How many Badgers do you need to make a sett? No, I don’t know, either – but Euan Rose, Birmingham Crescent Theatre member who turned to writing and gave us the big Brummie musical Wallop Mrs Cox, seems to be well on the way.
He launches the revised version of his latest opus, Charlotte Badger, the romanticised story of Bromsgrove’s 18th-Century woman pirate, at the town’s Artrix on Tuesday next week. Gail Graye plays the swashbuckling buccaneer again – and one of Charlotte’s descendants is coming from Australia to be in the first-night audience.
Moreover, this is not just any old Badger: Angela Badger is something of a literary figure in Australia and New Zealand – a feisty lady, very much in the Charlotte Badger mould, says Euan Rose – and she has written a book, Charlotte Badger, Buccaneer, which has topped the Antipodean best sellers, helped perhaps by the fact that Charlotte is registered in a New Zealand museum as the first female white settler.

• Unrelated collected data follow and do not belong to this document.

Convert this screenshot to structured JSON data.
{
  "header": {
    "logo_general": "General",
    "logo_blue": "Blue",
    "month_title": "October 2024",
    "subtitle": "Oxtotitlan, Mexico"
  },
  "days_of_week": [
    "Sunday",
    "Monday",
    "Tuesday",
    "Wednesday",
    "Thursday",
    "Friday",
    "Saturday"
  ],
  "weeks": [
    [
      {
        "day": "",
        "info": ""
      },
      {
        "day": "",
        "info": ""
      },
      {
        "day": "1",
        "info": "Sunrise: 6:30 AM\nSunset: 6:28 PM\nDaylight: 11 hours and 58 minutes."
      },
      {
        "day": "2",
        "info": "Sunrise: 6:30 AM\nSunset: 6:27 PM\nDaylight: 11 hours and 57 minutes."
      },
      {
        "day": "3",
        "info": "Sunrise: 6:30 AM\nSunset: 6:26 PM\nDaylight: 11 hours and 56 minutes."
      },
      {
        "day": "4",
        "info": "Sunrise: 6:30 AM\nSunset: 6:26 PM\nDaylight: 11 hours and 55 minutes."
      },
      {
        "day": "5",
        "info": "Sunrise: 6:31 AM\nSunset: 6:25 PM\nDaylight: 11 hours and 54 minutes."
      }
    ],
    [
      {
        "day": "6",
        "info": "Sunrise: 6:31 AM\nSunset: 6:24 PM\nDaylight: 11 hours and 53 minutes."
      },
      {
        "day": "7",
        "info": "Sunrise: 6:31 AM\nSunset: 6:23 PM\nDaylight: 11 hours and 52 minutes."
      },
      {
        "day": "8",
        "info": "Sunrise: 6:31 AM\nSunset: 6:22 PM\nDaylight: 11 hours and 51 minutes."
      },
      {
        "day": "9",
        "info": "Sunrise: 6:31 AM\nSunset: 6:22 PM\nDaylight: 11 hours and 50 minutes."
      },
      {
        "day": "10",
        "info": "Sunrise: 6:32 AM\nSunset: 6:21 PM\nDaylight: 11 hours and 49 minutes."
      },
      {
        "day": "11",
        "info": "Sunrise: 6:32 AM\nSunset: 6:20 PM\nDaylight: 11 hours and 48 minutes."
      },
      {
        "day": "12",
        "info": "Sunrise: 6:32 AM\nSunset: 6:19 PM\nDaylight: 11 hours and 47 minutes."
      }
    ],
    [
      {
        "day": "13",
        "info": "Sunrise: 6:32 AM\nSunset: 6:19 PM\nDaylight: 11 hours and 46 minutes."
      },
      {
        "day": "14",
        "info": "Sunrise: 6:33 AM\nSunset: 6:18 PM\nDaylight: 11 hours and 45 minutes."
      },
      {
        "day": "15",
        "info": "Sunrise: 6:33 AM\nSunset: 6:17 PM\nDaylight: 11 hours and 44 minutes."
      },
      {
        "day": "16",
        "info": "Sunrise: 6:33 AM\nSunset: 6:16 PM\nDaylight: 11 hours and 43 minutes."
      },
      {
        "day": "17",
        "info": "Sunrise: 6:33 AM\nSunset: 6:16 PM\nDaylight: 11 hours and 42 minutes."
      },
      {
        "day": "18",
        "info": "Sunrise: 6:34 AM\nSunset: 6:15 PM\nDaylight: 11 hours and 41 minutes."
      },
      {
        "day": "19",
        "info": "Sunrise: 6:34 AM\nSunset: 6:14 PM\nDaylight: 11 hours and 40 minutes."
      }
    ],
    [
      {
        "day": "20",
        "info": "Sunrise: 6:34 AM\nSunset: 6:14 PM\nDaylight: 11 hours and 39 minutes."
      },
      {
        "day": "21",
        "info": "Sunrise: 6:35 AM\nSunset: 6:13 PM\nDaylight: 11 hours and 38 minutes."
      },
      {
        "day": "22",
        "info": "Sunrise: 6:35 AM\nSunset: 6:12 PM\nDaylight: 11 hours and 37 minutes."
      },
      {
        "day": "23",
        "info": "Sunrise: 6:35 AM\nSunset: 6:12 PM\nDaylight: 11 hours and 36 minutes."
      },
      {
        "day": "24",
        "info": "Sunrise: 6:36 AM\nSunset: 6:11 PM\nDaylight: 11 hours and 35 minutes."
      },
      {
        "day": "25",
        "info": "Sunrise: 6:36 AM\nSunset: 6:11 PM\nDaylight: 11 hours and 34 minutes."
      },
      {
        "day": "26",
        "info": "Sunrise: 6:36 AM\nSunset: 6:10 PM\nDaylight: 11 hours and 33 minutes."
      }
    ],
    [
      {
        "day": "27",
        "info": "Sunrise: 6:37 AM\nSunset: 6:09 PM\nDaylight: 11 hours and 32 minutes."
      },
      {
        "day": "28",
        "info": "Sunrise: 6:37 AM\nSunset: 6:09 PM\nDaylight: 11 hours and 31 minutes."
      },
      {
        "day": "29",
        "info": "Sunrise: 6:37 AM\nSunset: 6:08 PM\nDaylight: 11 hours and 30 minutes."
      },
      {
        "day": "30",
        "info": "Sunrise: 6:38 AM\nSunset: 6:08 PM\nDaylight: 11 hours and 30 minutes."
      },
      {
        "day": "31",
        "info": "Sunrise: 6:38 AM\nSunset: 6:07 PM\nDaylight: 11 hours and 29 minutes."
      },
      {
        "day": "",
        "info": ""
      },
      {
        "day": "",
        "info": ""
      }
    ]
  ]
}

“I didn’t know about the book when I was writing the show”, he told me. “She contacted me via the Bromsgrove History Society and I sent her a flyer about the show. She was thrilled that someone had taken Charlotte Badger on – and we’ve been in contact ever since.”
The new Aardvark version of the show has banished the giant squid which admittedly prompted a few reservations when it rose from the sea without looking remotely wet, and it features a new song, It’s a rum-tum-tum-bum mucked-up kind of world – and Crescent Theatre stalwart Charles Fulford will be in the company for the first time, as Charlotte’s father.